The first impression one gets upon meeting Kurt Masur is how much he looks like a maestro.
The music director of the New York Philharmonic is a massive man, 6 feet, 3 inches tall, and possesses the kind of commanding presence that no doubt demands the strict attention of most musicians.
And yet, he also has a warmth and an obvious passion that explain why he has been embraced by both the orchestra and the music lovers of New York since he took over in 1991.
A landmark birthday for Mr. Masur has not gone unnoticed by the Philharmonic, which is about to put on the second of two celebrations for the occasion. Next Wednesday from 8 to 10 p.m. (check local listings), PBS will present, as part of its "Live From Lincoln Center" presentations, the "New York Philharmonic Opening Night Gala," in which Masur will conduct pieces by Prokofiev, Mozart, Brahms, and Strauss. Noted soprano Renee Fleming will serve as guest soloist, and the evening will be hosted by Hugh Downs.
During a recent conversation, Masur notes that such hoopla was not his idea. "For me such a station is nothing special," he affirms. "The important thing is to try to be wiser than you were 50 years ago and have the energy...."
Energy is something that is not in short supply for Masur, which he credits to conducting. "You're always in front of hundreds of people who are waiting for you, to see what you're going to do," he explains. "It's kind of a daily training."
Few conductors have had the kind of high profile that Masur has enjoyed throughout his long career. For 26 years, he was music director of the Leipzig Gewandhaus Orchestra, a post held in earlier times by the likes of Mendelssohn, Furtwngler, and Walter.
For a brief period, he was even seriously considered as a candidate for the presidency of East Germany. He also played an important role in the demonstrations that led to German reunification in 1989.
When Masur, who had served as guest conductor many times, was approached by the New York Philharmonic to succeed Zubin Mehta, he had few hesitations to fill a post that has been held by Mahler, Toscanini, Stokowski, and Bernstein.
Masur had several goals in mind when he took over. For one, he was determined to boost the prominence of the Philharmonic.
He was also concerned about the level of musical education for students, and has been instrumental in creating a series of programs designed to increase musical awareness.
These include special concerts, forums, and seminars designed to reach young audiences, as well as new programs in musical education for students ranging from elementary school to college.
For several years after he came to New York, Masur stayed on at the Gewandhaus as well. He only retired from that position last year, a decision that he says came at the right time.
"They needed someone who is fresh, who can start with new ideas," he says. "But it's not a farewell. I'm a guest conductor there now, and I go back all the time."
Masur is constantly striving to reach new audiences, a process that he is careful to describe as "collaborative." And he is also mindful of satisfying the orchestra's core audience. "You can never fulfill everybody's wishes," he says.

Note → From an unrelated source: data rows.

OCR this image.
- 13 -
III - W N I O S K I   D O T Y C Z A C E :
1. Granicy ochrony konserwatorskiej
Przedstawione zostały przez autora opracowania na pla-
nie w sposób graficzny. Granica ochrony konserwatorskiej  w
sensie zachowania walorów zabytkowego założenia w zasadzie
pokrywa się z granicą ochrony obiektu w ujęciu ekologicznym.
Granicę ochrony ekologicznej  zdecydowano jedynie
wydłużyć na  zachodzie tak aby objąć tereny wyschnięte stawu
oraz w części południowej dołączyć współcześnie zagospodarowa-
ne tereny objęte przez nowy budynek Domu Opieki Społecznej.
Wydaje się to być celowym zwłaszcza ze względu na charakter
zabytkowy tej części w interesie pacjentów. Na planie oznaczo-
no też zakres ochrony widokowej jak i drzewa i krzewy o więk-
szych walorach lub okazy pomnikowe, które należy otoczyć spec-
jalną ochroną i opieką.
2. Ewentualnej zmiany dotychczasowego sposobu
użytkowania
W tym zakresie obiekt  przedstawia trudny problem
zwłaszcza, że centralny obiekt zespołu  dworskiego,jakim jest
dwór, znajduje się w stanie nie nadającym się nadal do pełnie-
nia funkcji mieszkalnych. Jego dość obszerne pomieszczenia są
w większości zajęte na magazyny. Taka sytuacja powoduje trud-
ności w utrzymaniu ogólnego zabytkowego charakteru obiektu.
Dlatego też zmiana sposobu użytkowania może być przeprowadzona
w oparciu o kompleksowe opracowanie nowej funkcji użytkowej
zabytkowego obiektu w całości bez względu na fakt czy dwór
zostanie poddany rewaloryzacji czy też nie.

"This is a problem," he continues. "But at least what we can achieve is a balance between what we need as a main repertory and the need to make the audience confront contemporary music, and for them to feel that we are interested in playing American compositions. This is a crucial point."
It is, as he well knows, a delicate process. "What we try to do is help the audience open up to learning about new pieces or unknown composers, present or past. This is a process that takes a while."
At this point in his life, the maestro says that he has "no frustrations" and considers himself "a happy man." When asked about what he wants his legacy to be, he sighs deeply, as if he cannot allow himself to consider the question.
Finally, he says, "I hope that we will have more people who need the orchestra, who feel that to enjoy and experience the arts in that way enriches their lives."